Our study used initiation of treatment with 3 initial monthly (every 4 weeks) doses and then pro re nata (PRN) dosing regimen addressing individual patient needs with reduced treatment burden.  Currently, monthly injections (RISE and RIDE [9,10]), pro re nata (PRN) approach (RESOLVE [8]), and treat-and-extend (RETAIN [29]) are the main strategies of treating DME with anti-VEGF agents. The PRN and treat-and-extend strategies are considered a more favorable compared with the monthly approach because of the reduced cost burden.

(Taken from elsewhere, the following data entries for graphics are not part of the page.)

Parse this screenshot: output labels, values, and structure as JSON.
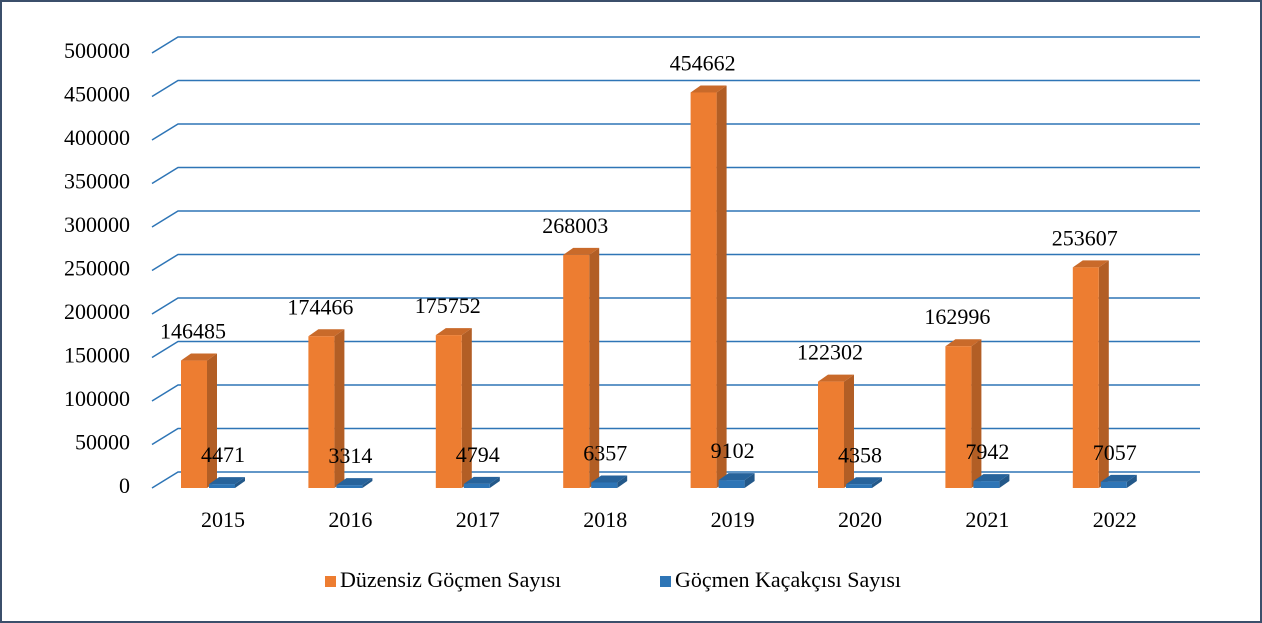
{
  "chart_data": {
    "type": "bar3d",
    "categories": [
      "2015",
      "2016",
      "2017",
      "2018",
      "2019",
      "2020",
      "2021",
      "2022"
    ],
    "series": [
      {
        "name": "Düzensiz Göçmen Sayısı",
        "color": "#ED7D31",
        "values": [
          146485,
          174466,
          175752,
          268003,
          454662,
          122302,
          162996,
          253607
        ]
      },
      {
        "name": "Göçmen Kaçakçısı Sayısı",
        "color": "#2E75B6",
        "values": [
          4471,
          3314,
          4794,
          6357,
          9102,
          4358,
          7942,
          7057
        ]
      }
    ],
    "ylim": [
      0,
      500000
    ],
    "yticks": [
      0,
      50000,
      100000,
      150000,
      200000,
      250000,
      300000,
      350000,
      400000,
      450000,
      500000
    ],
    "grid": true,
    "legend": "bottom"
  }
}
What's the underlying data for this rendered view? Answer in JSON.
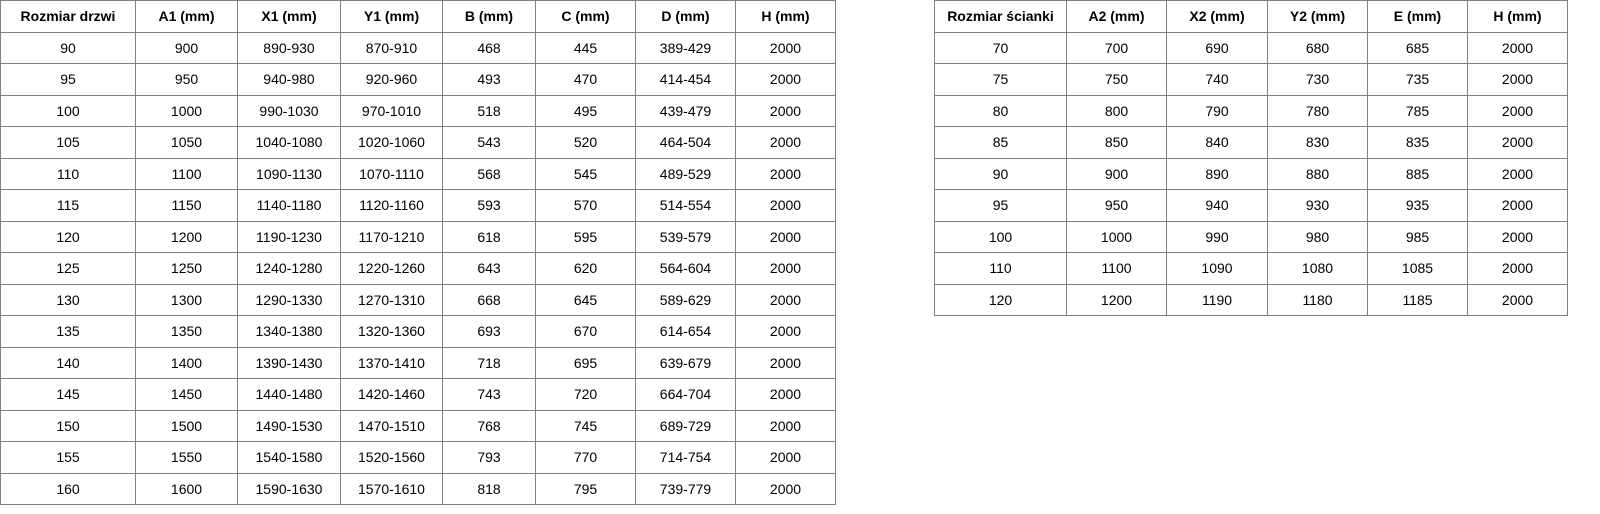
{
  "door_table": {
    "headers": [
      "Rozmiar drzwi",
      "A1 (mm)",
      "X1 (mm)",
      "Y1 (mm)",
      "B (mm)",
      "C (mm)",
      "D (mm)",
      "H (mm)"
    ],
    "rows": [
      [
        "90",
        "900",
        "890-930",
        "870-910",
        "468",
        "445",
        "389-429",
        "2000"
      ],
      [
        "95",
        "950",
        "940-980",
        "920-960",
        "493",
        "470",
        "414-454",
        "2000"
      ],
      [
        "100",
        "1000",
        "990-1030",
        "970-1010",
        "518",
        "495",
        "439-479",
        "2000"
      ],
      [
        "105",
        "1050",
        "1040-1080",
        "1020-1060",
        "543",
        "520",
        "464-504",
        "2000"
      ],
      [
        "110",
        "1100",
        "1090-1130",
        "1070-1110",
        "568",
        "545",
        "489-529",
        "2000"
      ],
      [
        "115",
        "1150",
        "1140-1180",
        "1120-1160",
        "593",
        "570",
        "514-554",
        "2000"
      ],
      [
        "120",
        "1200",
        "1190-1230",
        "1170-1210",
        "618",
        "595",
        "539-579",
        "2000"
      ],
      [
        "125",
        "1250",
        "1240-1280",
        "1220-1260",
        "643",
        "620",
        "564-604",
        "2000"
      ],
      [
        "130",
        "1300",
        "1290-1330",
        "1270-1310",
        "668",
        "645",
        "589-629",
        "2000"
      ],
      [
        "135",
        "1350",
        "1340-1380",
        "1320-1360",
        "693",
        "670",
        "614-654",
        "2000"
      ],
      [
        "140",
        "1400",
        "1390-1430",
        "1370-1410",
        "718",
        "695",
        "639-679",
        "2000"
      ],
      [
        "145",
        "1450",
        "1440-1480",
        "1420-1460",
        "743",
        "720",
        "664-704",
        "2000"
      ],
      [
        "150",
        "1500",
        "1490-1530",
        "1470-1510",
        "768",
        "745",
        "689-729",
        "2000"
      ],
      [
        "155",
        "1550",
        "1540-1580",
        "1520-1560",
        "793",
        "770",
        "714-754",
        "2000"
      ],
      [
        "160",
        "1600",
        "1590-1630",
        "1570-1610",
        "818",
        "795",
        "739-779",
        "2000"
      ]
    ]
  },
  "wall_table": {
    "headers": [
      "Rozmiar ścianki",
      "A2 (mm)",
      "X2 (mm)",
      "Y2 (mm)",
      "E (mm)",
      "H (mm)"
    ],
    "rows": [
      [
        "70",
        "700",
        "690",
        "680",
        "685",
        "2000"
      ],
      [
        "75",
        "750",
        "740",
        "730",
        "735",
        "2000"
      ],
      [
        "80",
        "800",
        "790",
        "780",
        "785",
        "2000"
      ],
      [
        "85",
        "850",
        "840",
        "830",
        "835",
        "2000"
      ],
      [
        "90",
        "900",
        "890",
        "880",
        "885",
        "2000"
      ],
      [
        "95",
        "950",
        "940",
        "930",
        "935",
        "2000"
      ],
      [
        "100",
        "1000",
        "990",
        "980",
        "985",
        "2000"
      ],
      [
        "110",
        "1100",
        "1090",
        "1080",
        "1085",
        "2000"
      ],
      [
        "120",
        "1200",
        "1190",
        "1180",
        "1185",
        "2000"
      ]
    ]
  }
}
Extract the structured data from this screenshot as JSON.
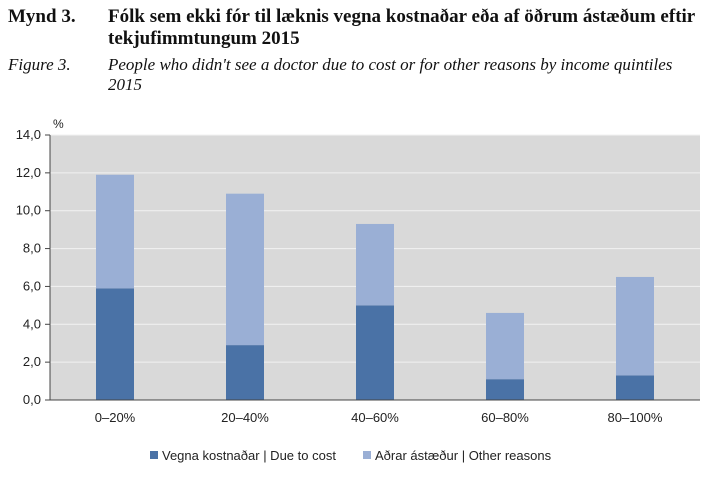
{
  "caption": {
    "is_label": "Mynd 3.",
    "is_title": "Fólk sem ekki fór til læknis vegna kostnaðar eða af öðrum ástæðum eftir tekjufimmtungum 2015",
    "en_label": "Figure 3.",
    "en_title": "People who didn't see a doctor due to cost or for other reasons by income quintiles 2015"
  },
  "chart_data": {
    "type": "bar",
    "stacked": true,
    "categories": [
      "0–20%",
      "20–40%",
      "40–60%",
      "60–80%",
      "80–100%"
    ],
    "series": [
      {
        "name": "Vegna kostnaðar | Due to cost",
        "values": [
          5.9,
          2.9,
          5.0,
          1.1,
          1.3
        ],
        "color": "#4a72a6"
      },
      {
        "name": "Aðrar ástæður | Other reasons",
        "values": [
          6.0,
          8.0,
          4.3,
          3.5,
          5.2
        ],
        "color": "#9aafd5"
      }
    ],
    "ylabel": "%",
    "ylim": [
      0,
      14
    ],
    "yticks": [
      "0,0",
      "2,0",
      "4,0",
      "6,0",
      "8,0",
      "10,0",
      "12,0",
      "14,0"
    ],
    "grid": true,
    "plot_background": "#d9d9d9",
    "legend_position": "bottom"
  }
}
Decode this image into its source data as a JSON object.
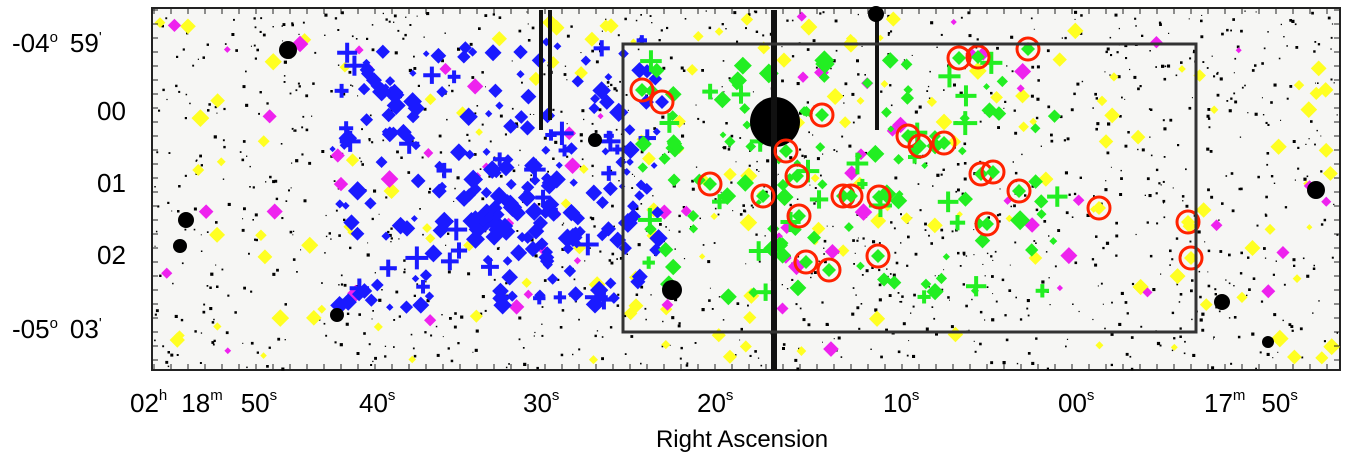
{
  "chart_data": {
    "type": "scatter",
    "title": "",
    "xlabel": "Right Ascension",
    "ylabel": "",
    "x_ticks": [
      {
        "h": "02",
        "hu": "h",
        "m": "18",
        "mu": "m",
        "s": "50",
        "su": "s"
      },
      {
        "s": "40",
        "su": "s"
      },
      {
        "s": "30",
        "su": "s"
      },
      {
        "s": "20",
        "su": "s"
      },
      {
        "s": "10",
        "su": "s"
      },
      {
        "s": "00",
        "su": "s"
      },
      {
        "m": "17",
        "mu": "m",
        "s": "50",
        "su": "s"
      }
    ],
    "y_ticks": [
      {
        "deg": "-04",
        "du": "o",
        "min": "59",
        "mu": "'"
      },
      {
        "min": "00"
      },
      {
        "min": "01"
      },
      {
        "min": "02"
      },
      {
        "deg": "-05",
        "du": "o",
        "min": "03",
        "mu": "'"
      }
    ],
    "colors": {
      "background_noise": "#000000",
      "blue_members": "#1a1aff",
      "green_members": "#22ee22",
      "yellow_sources": "#ffff22",
      "magenta_sources": "#ee22ee",
      "circled": "#ff2200",
      "box": "#333333"
    },
    "marker_groups": [
      {
        "color": "blue",
        "shape": "diamond",
        "region": "west cluster"
      },
      {
        "color": "green",
        "shape": "diamond/cross",
        "region": "inside box"
      },
      {
        "color": "red",
        "shape": "circle",
        "region": "circled subset"
      },
      {
        "color": "yellow",
        "shape": "diamond",
        "region": "field"
      },
      {
        "color": "magenta",
        "shape": "diamond",
        "region": "field"
      }
    ]
  }
}
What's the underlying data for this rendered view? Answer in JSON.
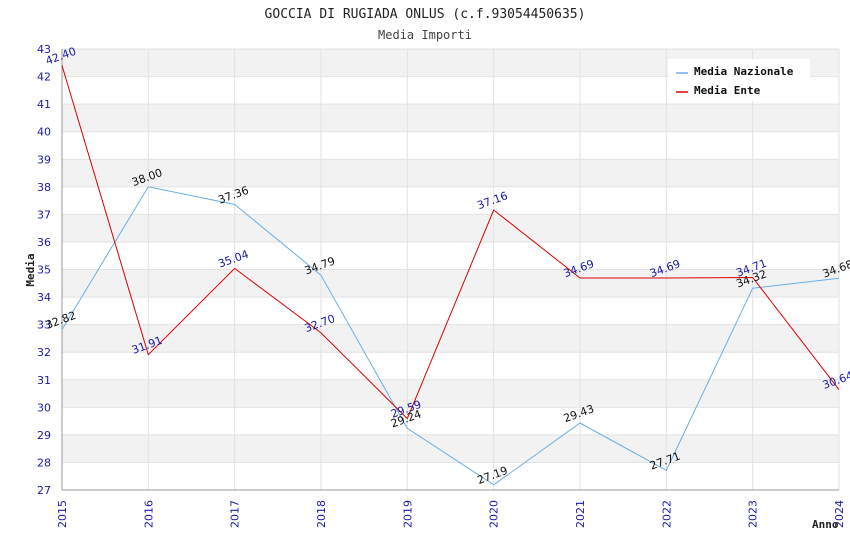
{
  "chart_data": {
    "type": "line",
    "title": "GOCCIA DI RUGIADA ONLUS (c.f.93054450635)",
    "subtitle": "Media Importi",
    "xlabel": "Anno",
    "ylabel": "Media",
    "categories": [
      "2015",
      "2016",
      "2017",
      "2018",
      "2019",
      "2020",
      "2021",
      "2022",
      "2023",
      "2024"
    ],
    "ylim": [
      27,
      43
    ],
    "yticks": [
      27,
      28,
      29,
      30,
      31,
      32,
      33,
      34,
      35,
      36,
      37,
      38,
      39,
      40,
      41,
      42,
      43
    ],
    "grid": true,
    "legend_position": "top-right",
    "series": [
      {
        "name": "Media Nazionale",
        "color": "#6aaee6",
        "values": [
          32.82,
          38.0,
          37.36,
          34.79,
          29.24,
          27.19,
          29.43,
          27.71,
          34.32,
          34.68
        ],
        "labels": [
          "32.82",
          "38.00",
          "37.36",
          "34.79",
          "29.24",
          "27.19",
          "29.43",
          "27.71",
          "34.32",
          "34.68"
        ]
      },
      {
        "name": "Media Ente",
        "color": "#dd0000",
        "values": [
          42.4,
          31.91,
          35.04,
          32.7,
          29.59,
          37.16,
          34.69,
          34.69,
          34.71,
          30.64
        ],
        "labels": [
          "42.40",
          "31.91",
          "35.04",
          "32.70",
          "29.59",
          "37.16",
          "34.69",
          "34.69",
          "34.71",
          "30.64"
        ]
      }
    ]
  }
}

The limitations of our clinical trial were small number of patients and relatively short follow-up time course. Further large multicenter studies are required with longer follow-up (at least 3 years). Because of the chronic nature of the underlying disease process and the mechanism of action of anti-VEGF agents, monotherapy with anti-VEGF drugs is likely to be impractical, although the development of slow delivery systems may yet address this issue. Nevertheless, one would anticipate that treating patients with the clinically significant macular edema with the repeated intravitreal bevacizumab at an earlier time point, before irreversible structural damage has been sustained, will result in even better visual outcomes. Furthermore, more rapid reduction in macular edema compared with MLT may lead to a superior longer-term visual acuity. In conclusion, this study demonstrated the superiority of bevacizumab therapy with or without laser therapy over laser monotherapy in improving BCVA and reducing CRST in Mongolian patients with DME visual impairment.